The building was only one room, and it was nearly empty. The polished stone floor tilted to one side, some stones jutting higher than others, as if over the years the ground had settled.
A girl was climbing in through one of the open windows, followed by two others. They wore loose brown shirts and leggings, stained even browner up to the knees, and held sticks and poles.
“Who are you? What are you doing in our house?” asked the tallest one.
In their house? These wild girls were the royal cousins? Miri guessed the tall one was Astrid, the eldest girl.
“Call the village,” the middle one whispered—probably Felissa.
“She doesn’t look like a bandit,” said the shortest. Susanna.
Miri worked her tongue in her mouth, but it was so dry. They would notice how young she was, and her short stature made her seem even younger. They would see she was a fraud and not a real tutor at all. She had to be strong, speak firmly, demand respect. Be imposing.

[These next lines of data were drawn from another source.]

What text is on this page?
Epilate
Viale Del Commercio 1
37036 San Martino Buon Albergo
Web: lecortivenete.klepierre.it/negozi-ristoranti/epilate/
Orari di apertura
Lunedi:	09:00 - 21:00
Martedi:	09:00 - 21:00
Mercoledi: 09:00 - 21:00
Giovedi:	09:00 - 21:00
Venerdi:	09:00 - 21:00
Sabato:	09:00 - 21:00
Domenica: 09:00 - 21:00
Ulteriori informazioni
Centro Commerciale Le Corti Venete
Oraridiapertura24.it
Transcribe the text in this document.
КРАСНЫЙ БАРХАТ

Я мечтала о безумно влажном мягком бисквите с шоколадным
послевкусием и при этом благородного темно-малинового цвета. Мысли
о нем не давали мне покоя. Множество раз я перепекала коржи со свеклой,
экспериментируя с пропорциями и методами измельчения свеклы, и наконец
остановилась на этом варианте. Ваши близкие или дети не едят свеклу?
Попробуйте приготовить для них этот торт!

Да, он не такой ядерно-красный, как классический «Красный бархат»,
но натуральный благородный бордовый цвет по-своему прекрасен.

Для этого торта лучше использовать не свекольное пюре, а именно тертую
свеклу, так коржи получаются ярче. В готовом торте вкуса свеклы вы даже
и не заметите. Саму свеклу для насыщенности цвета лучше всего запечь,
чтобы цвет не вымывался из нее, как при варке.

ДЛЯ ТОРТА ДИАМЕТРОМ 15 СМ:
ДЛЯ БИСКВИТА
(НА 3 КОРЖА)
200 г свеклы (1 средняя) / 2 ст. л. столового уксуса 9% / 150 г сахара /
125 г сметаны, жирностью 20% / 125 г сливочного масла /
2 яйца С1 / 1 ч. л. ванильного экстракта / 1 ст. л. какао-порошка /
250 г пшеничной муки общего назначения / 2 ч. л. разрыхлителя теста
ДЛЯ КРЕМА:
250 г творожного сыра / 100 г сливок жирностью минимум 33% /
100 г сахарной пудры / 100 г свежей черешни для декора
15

“I am your tutor. You may call me Tutor Miri.”
“Who?” asked Astrid.
“You should raise your hand if you . . . when you want to talk . . . or ask something. Though I may not answer. Immediately.”
The girls looked at one another, baffled. Miri’s head felt funny, her legs kind of tingly, but if she sat, she would seem weak.
Astrid raised her hand and said, “You’re in our house.”
Miri looked around. “There aren’t any books. I don’t see a single book.”
“I don’t see a single snake in here either,” said Astrid. “I don’t see a single lot of things. Who are you?”
“I only brought three books because I thought . . .” Her head felt as tilty as the floor. “There’s no furniture either. Why do you live here? You’re the king’s cousins. You’re royalty.”
“So we’ve heard,” Astrid said and stepped in front of her younger sisters, still gripping her long, sharpened stick.
“I’m feeling a little . . . muddled. There was a long walk and so hot and the ground’s still leaning as if it wants to be water—” Miri giggled. “I sound crazy, don’t I? I don’t mean to. I’m just . . . thirsty . . .”
Miri watched the floor swell like a white ocean, leisurely, pleasantly. Her limbs felt wonderfully light, and she sighed right before the floor rose up to meet her.